Elde, avuçta NE varsa teşhir edip mutlaka ama mutlaka Şöhret Trenine atlamak arzusundalar.
Hangi durakta inecekleri de umurlarında değil, indikleri istasyonda onları nelerin bekleyebileceği de.
Zira çoğu oldukça sevimsiz ve hatta gıcıklar. Özellikle kadın yarışmacılar sonu gelmez biteviyelikte bir histeri / histrioniklik sergiliyorlar.
Hani muhteşem şarkı var ya:
''Kah çıkarım gökyüzüne, seyrederim alemi
Kah inerim yeryüzüne, seyreder alem beni''
Bu tarz yarışmadaki yarışmacıların hiç kimseyi ve hiç bir şeyi seyrettikleri yok.
Yani alemi seyretmek arzuları, sabırları, niyetleri yok. Asla yok.
Her daim onlar seyredilsin, yalnızca onlar seyredilsin; habire seyredilsinler istiyorlar.
İnsanların onları ''nefret etmeye bayıldıkları'' için seyredebilecek olduklarına dair bir kayıtları yok.
Bir yaşta, bir dönemeçte bozmuşlar kayıt cihazlarını.
Şahsiyet uçakları yere çakılmış ve karakutuyu ormanlarının en derinlerine gömmüş gibiler.
Onları iştahla, tutkuyla seyredenler GERÇEK HAYATTA karşıdan geldiklerini görseler, belki de kaldırım değiştirip çalıların arkasına saklanacaklar.
Bunun ya farkında değiller, ya da umurlarında değil.
Pozitif ya da negatif alaka topladıkları sürece, alakanın çeşidi mühim değil onlar için. (Mesela bu açılardan Ertuğrul Özkök'e benziyorlar. Ya da Ertuğrul Özkök, sonsuz bir Big Brother yarışmacısı diyebiliriz rahatça.)
Yeter ki, alaka toplasınlar.
Negatif alaka kartopuna benzer oysa: Altında kalırsan üşür, donar; hatta ölürsün.
Bütün bunları düşünmek dahi istemiyorlar. Düşünmüyorlar da.
Zira pek çoğu ''impulsive'' (tepisel) tipler.
Ruhsal maliyet hesabı yapmanın değil, çabuk çabuk bir yerlere (Hayali Şöhret Diyarı?) yetişmenin derdindeler!
Oysa ''Gelinim olur musun?'' evinin ''kazananı'' (Semranım'ın Oğlu) Ata bir zamanlar nasıl ama nasıl meşhurdu.
Şöhret Treninin altında kalmış bedeninin beşinci sınıf bir otel odasında ölü bulunduğunu hatırlayanlar var mı?

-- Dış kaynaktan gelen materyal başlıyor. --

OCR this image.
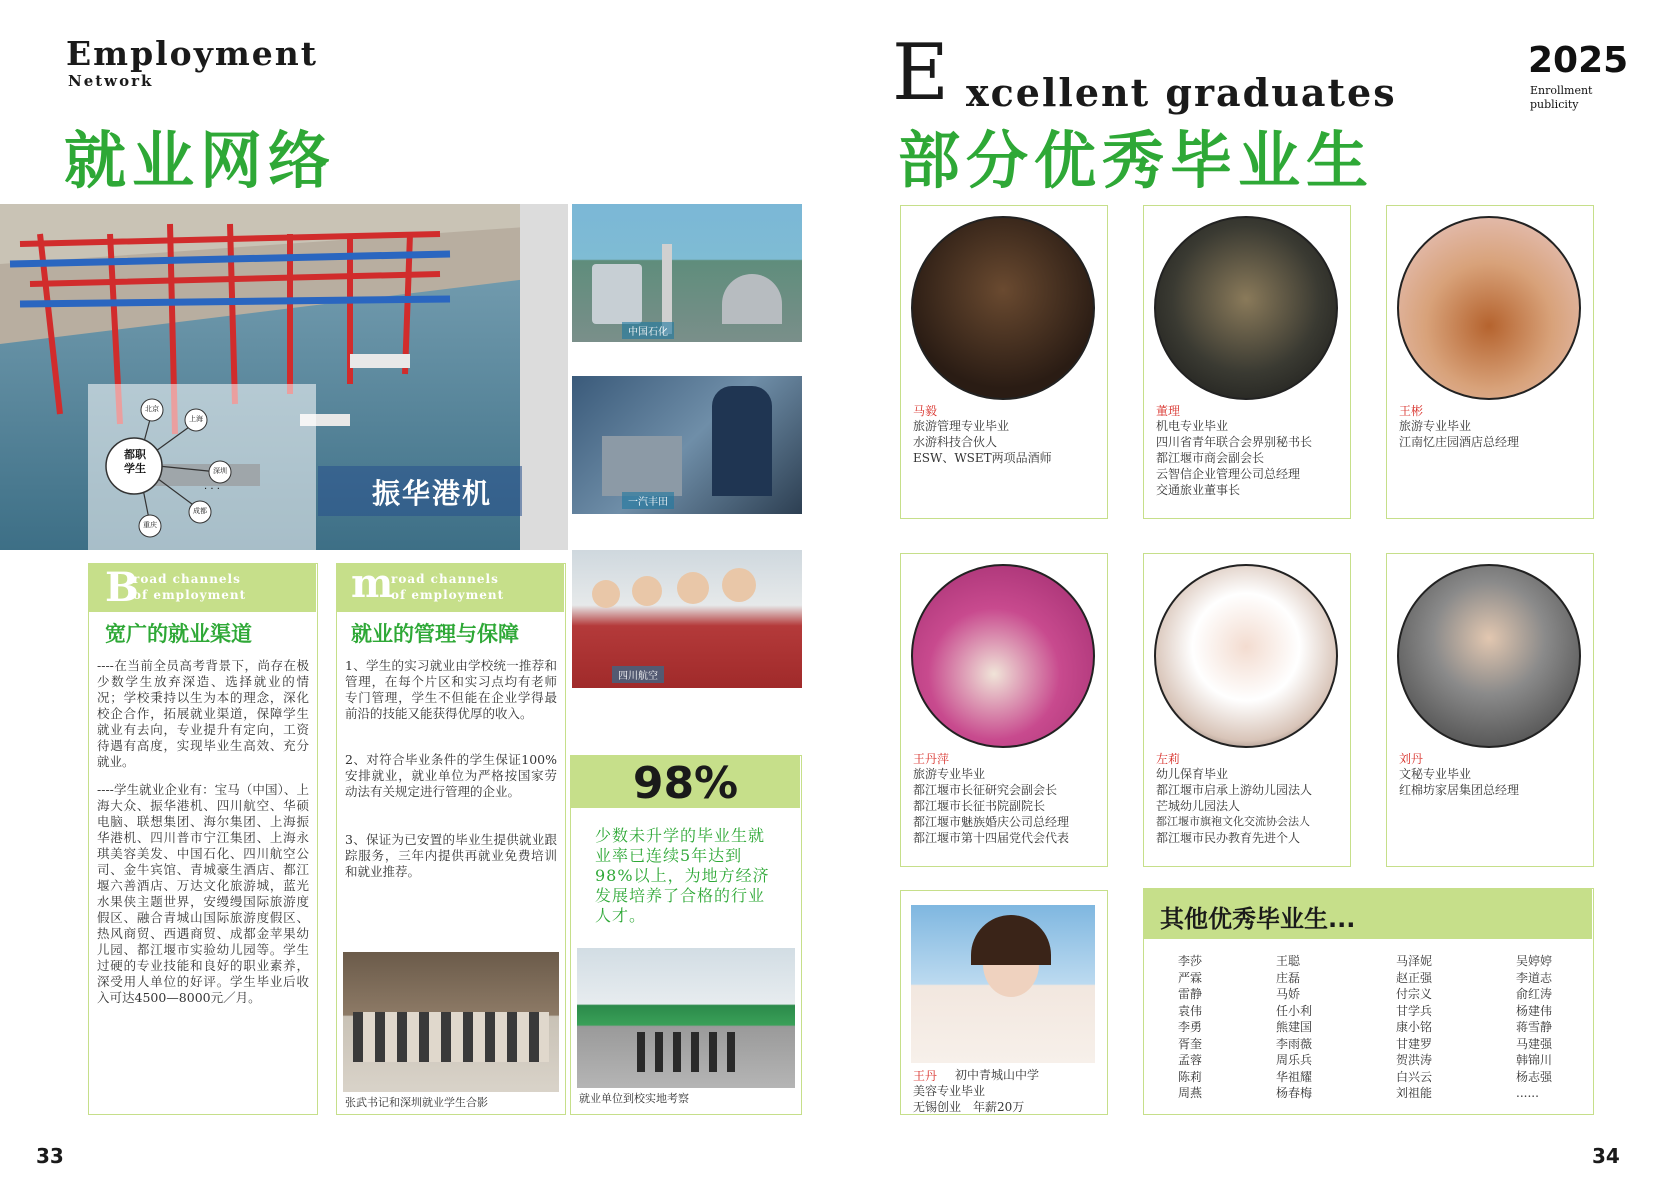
Employment
Network
就业网络
振华港机
都职
学生
北京
上海
深圳
成都
重庆
· · ·
中国石化
一汽丰田
四川航空
B
road channels
of employment
宽广的就业渠道
----在当前全员高考背景下，尚存在极少数学生放弃深造、选择就业的情况；学校秉持以生为本的理念，深化校企合作，拓展就业渠道，保障学生就业有去向，专业提升有定向，工资待遇有高度，实现毕业生高效、充分就业。
----学生就业企业有：宝马（中国）、上海大众、振华港机、四川航空、华硕电脑、联想集团、海尔集团、上海振华港机、四川普市宁江集团、上海永琪美容美发、中国石化、四川航空公司、金牛宾馆、青城豪生酒店、都江堰六善酒店、万达文化旅游城，蓝光水果侠主题世界，安缦缦国际旅游度假区、融合青城山国际旅游度假区、热风商贸、西遇商贸、成都金苹果幼儿园、都江堰市实验幼儿园等。学生过硬的专业技能和良好的职业素养，深受用人单位的好评。学生毕业后收入可达4500—8000元／月。
m
road channels
of employment
就业的管理与保障
1、学生的实习就业由学校统一推荐和管理，在每个片区和实习点均有老师专门管理，学生不但能在企业学得最前沿的技能又能获得优厚的收入。
2、对符合毕业条件的学生保证100%安排就业，就业单位为严格按国家劳动法有关规定进行管理的企业。
3、保证为已安置的毕业生提供就业跟踪服务，三年内提供再就业免费培训和就业推荐。
张武书记和深圳就业学生合影
98%
少数未升学的毕业生就业率已连续5年达到98%以上，为地方经济发展培养了合格的行业人才。
就业单位到校实地考察
33
E xcellent graduates
2025
Enrollment
publicity
部分优秀毕业生
马毅
旅游管理专业毕业
水游科技合伙人
ESW、WSET两项品酒师
董理
机电专业毕业
四川省青年联合会界别秘书长
都江堰市商会副会长
云智信企业管理公司总经理
交通旅业董事长
王彬
旅游专业毕业
江南忆庄园酒店总经理
王丹萍
旅游专业毕业
都江堰市长征研究会副会长
都江堰市长征书院副院长
都江堰市魅族婚庆公司总经理
都江堰市第十四届党代会代表
左莉
幼儿保育毕业
都江堰市启承上游幼儿园法人
芒城幼儿园法人
都江堰市旗袍文化交流协会法人
都江堰市民办教育先进个人
刘丹
文秘专业毕业
红棉坊家居集团总经理
王丹 初中青城山中学
美容专业毕业
无锡创业　年薪20万
其他优秀毕业生...
李莎
严霖
雷静
袁伟
李勇
胥奎
孟蓉
陈莉
周燕
王聪
庄磊
马娇
任小利
熊建国
李雨薇
周乐兵
华祖耀
杨春梅
马泽妮
赵正强
付宗义
甘学兵
康小铭
甘建罗
贺洪涛
白兴云
刘祖能
吴婷婷
李道志
俞红涛
杨建伟
蒋雪静
马建强
韩锦川
杨志强
......
34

Semranım Ata'nın tabutuna al bayrağımızı örtüp ''Medyanın şehidi oldu Ataaaaaa!'' diye bağırmıştı evinin camından.
Çok üzüntülü olduğu için cenazeye katılamamış, pencereden bağırmıştı.
Sonra kendi başına meşhur olmaya ve MHP'den siyasete atılmaya çalıştı Semranım.
Olmadı. Ne kadar debelense, oğlunu kurban verdiği şöhret yarışmasını kazanamadı.
İdil'in babası da ''Yemekteyiz'' yarışmasına katılmış mesela.
Ki, o yarışma da yemek yapıyoruz ayağına rezil olma ve birbirini rezil etme yarışmasıydı.
Miyadını doldurunca yok oldu.
Yani ailecek bir Meşhur Olma Hastalığı söz konusu olsa gerek.
Yoksa İdil'in Armağan Çağlayan'a anlattığı gibi, bir baba kızının elbiselerini niye terziye götürüp sonra da alsın? Kızının baş destekçisi babası bu yarışmalarda yani.
Big Brother evinden Şırnaklı Sinan'ın ağbisi de ''O Ses Türkiye''de yarışmış.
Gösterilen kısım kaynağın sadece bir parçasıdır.